A migraine made its way to my head that coupled with my burning fever didn't help my condition. I tried to move but my body felt too weak to even be able to move a single muscle. The driver had noticed my predicament and opened my door with a concerned expression on his face.
"Are you alright Ma?"
I shook my head, a sharp pain shooting through it as I did so. I gripped my temple and laid my head back on the seat. Everything was starting to spin around me, my eyes beginning to water. I distinctly heard the driver call for someone before it all faded to black.

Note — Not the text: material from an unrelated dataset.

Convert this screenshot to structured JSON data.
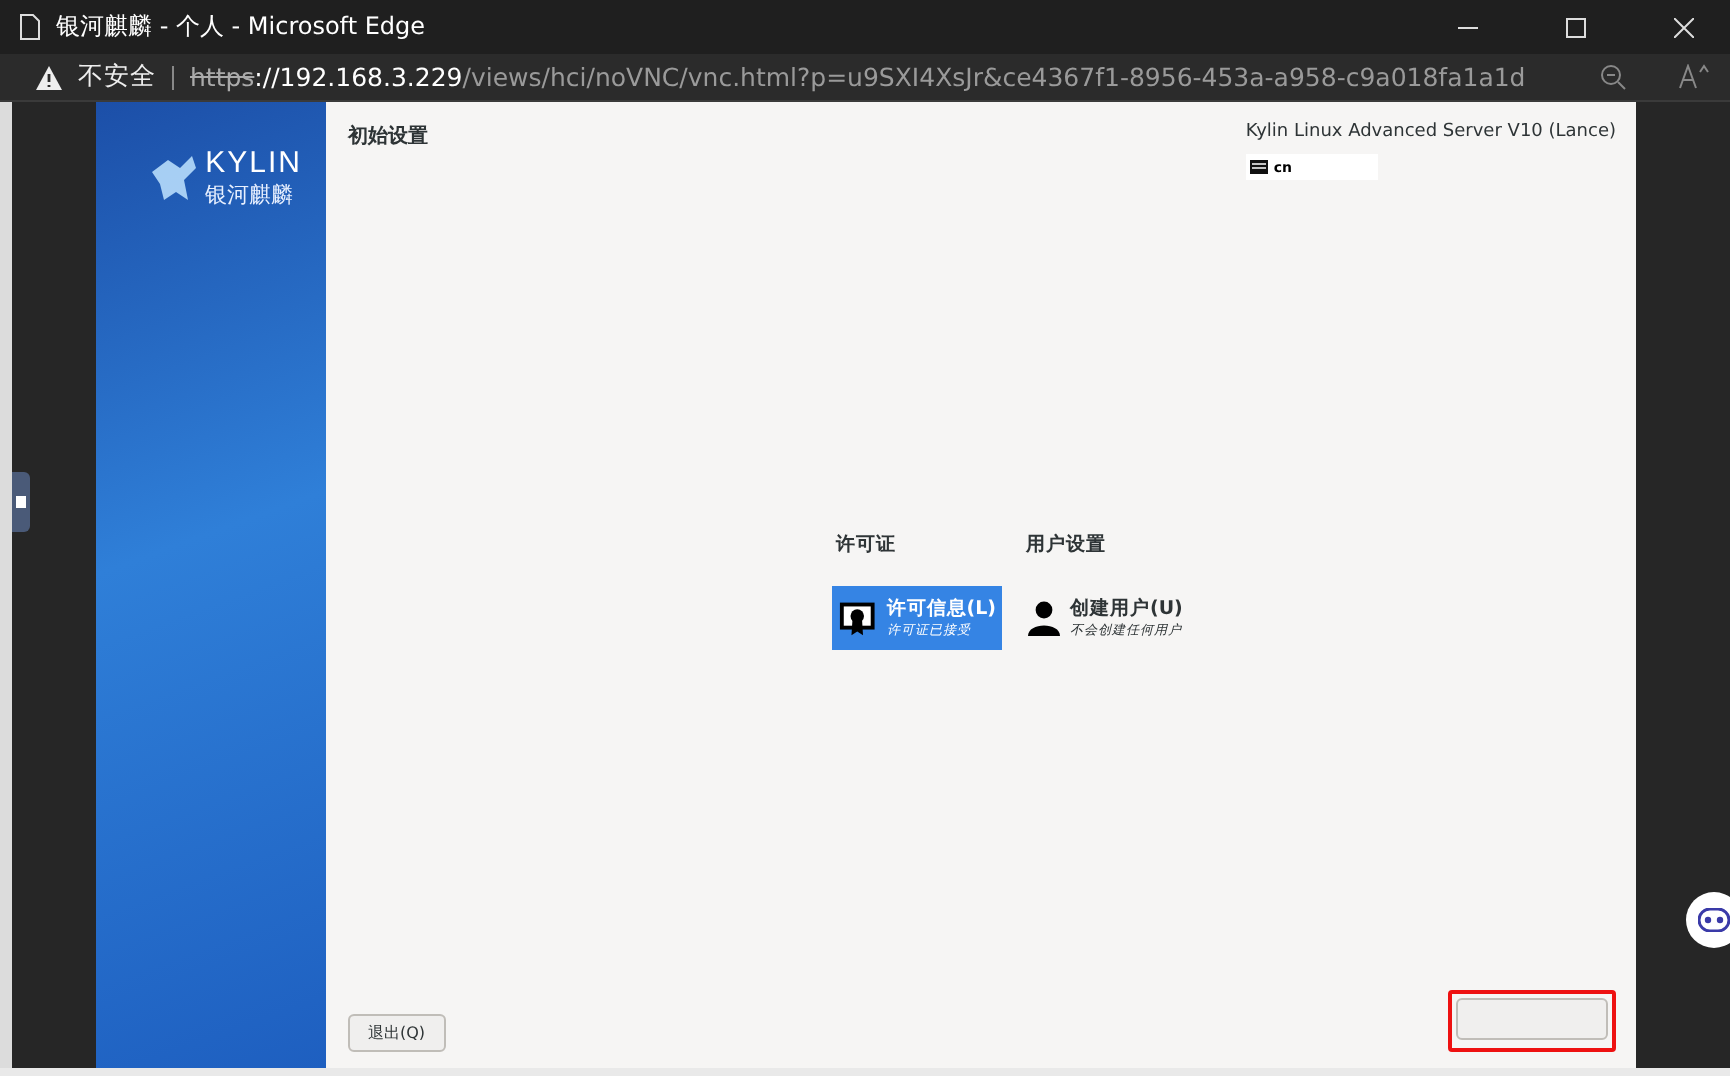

"Will she be fine?" he asked and even in the state of near unconsciousness that I was in, I scoffed. He didn't care, the carefree tone of his voice made that obvious. He'd left me in the car and now was putting on act for who knows who.
"Well I've written down the required medicines and a nurse will arrive shortly to stay with her as you requested. I'm sure that when she wakes up, the temperature will be considerably lower. There's no need to worry, sir ."
A doctor, I assumed and tuned them out. Couldn't he just let me be? I'd prefer to be in this state forever than to wake up and have to face reality. A reality in which I was Saleem's wife, a reality in which my parents literally sacrificed me. Worst of all, a reality in which there was no Haidar.
A pain shot through my chest at the thought of his name. Haidar, Haidar, Haidar. Would he ever find out about what happened to me? What would he think? Would he hate me? I loved him so much, could he be able to see that? The questions made my head hurt and I felt the migraine come back with a vengeance.